Now, daisy-chaining them would be kind of difficult, which is why I suggest you don’t do that. As dthecoolest (forgive me if I’m misinterpreting this) is suggesting, instead of having the gamemode → map → stage, you could have the stage contain an instance of both.

E.g.

Stage:
- map : Map
- gamemode : Gamemode

Stage.new(gamemode):
 - self.gamemode = gamemode
 - self.map = gamemode.createMap()

CaptureTheFlagGamemode extends Gamemode
 - createMap:
   - return CaptureTheFlagMap.new()

Here, CaptureTheFlagGamemode extends the Gamemode class, and it has a createMap function, which returns an instance of CaptureTheFlagMap.
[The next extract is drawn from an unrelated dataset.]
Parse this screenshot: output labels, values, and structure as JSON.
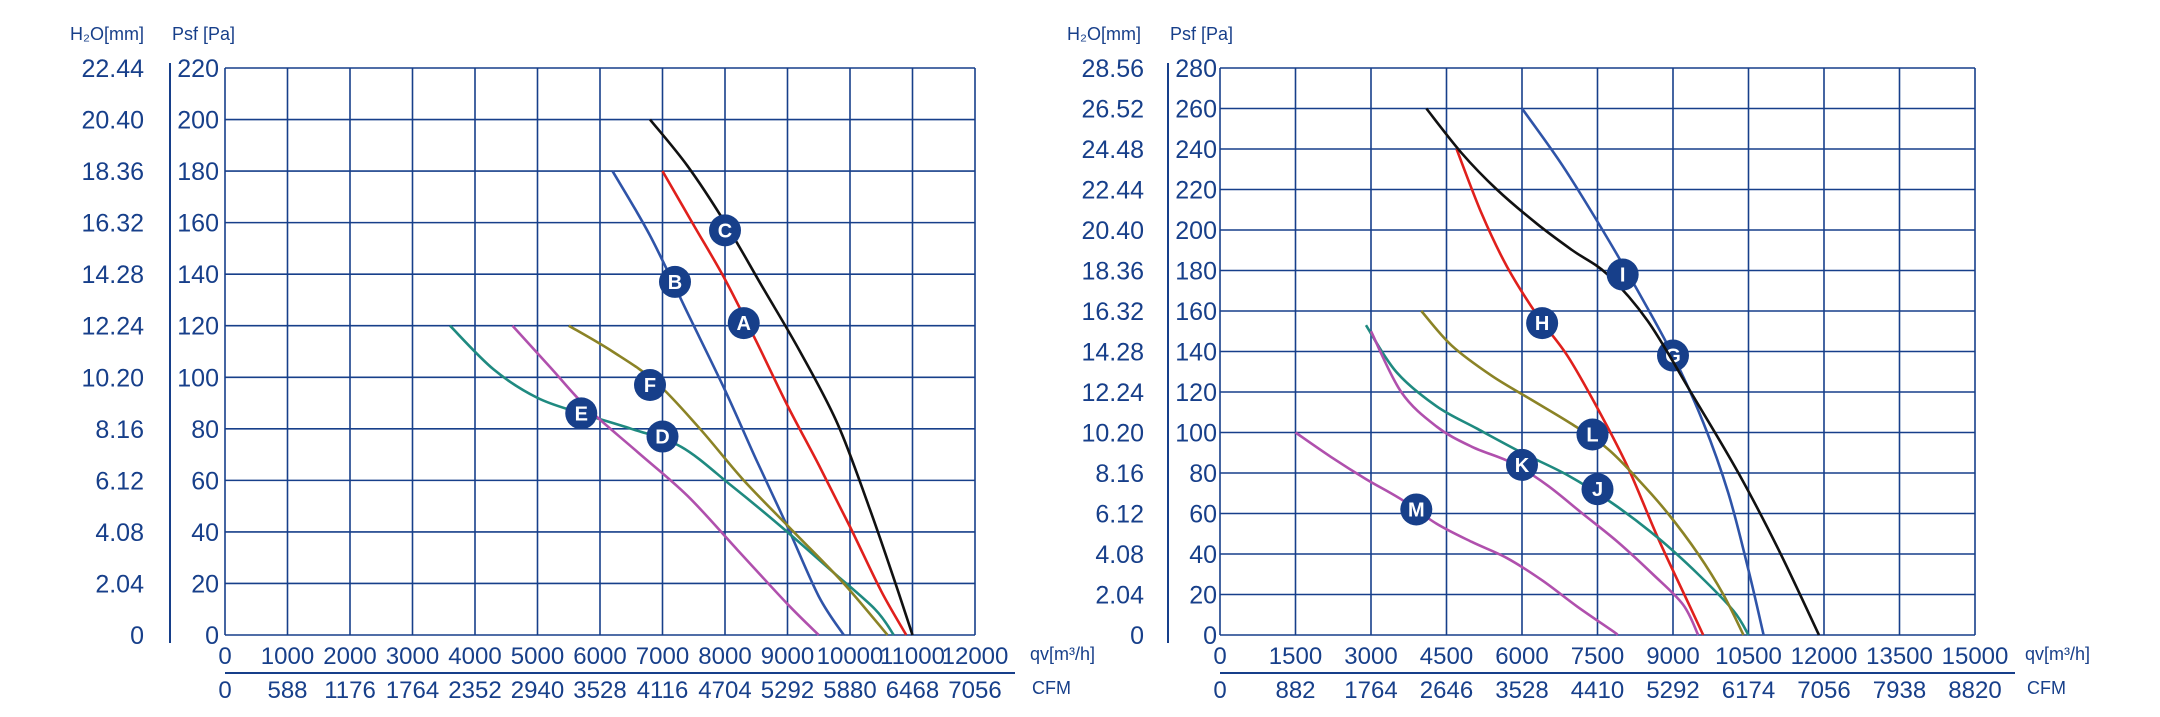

Once the round starts, the stage would probably call an init function on the map, and the gamemode which can the do the setting up of the timer, rules, and the map itself.

But this is just an example, I am very bad at explaining, so sorry if I didn’t exactly get what you mean, or if I didn’t explain well, but this is just one way it can be done.

An alternative is you can handle all of it in one Gamemode object, but you can carry the same principle of storing an instance of it rather than extending it.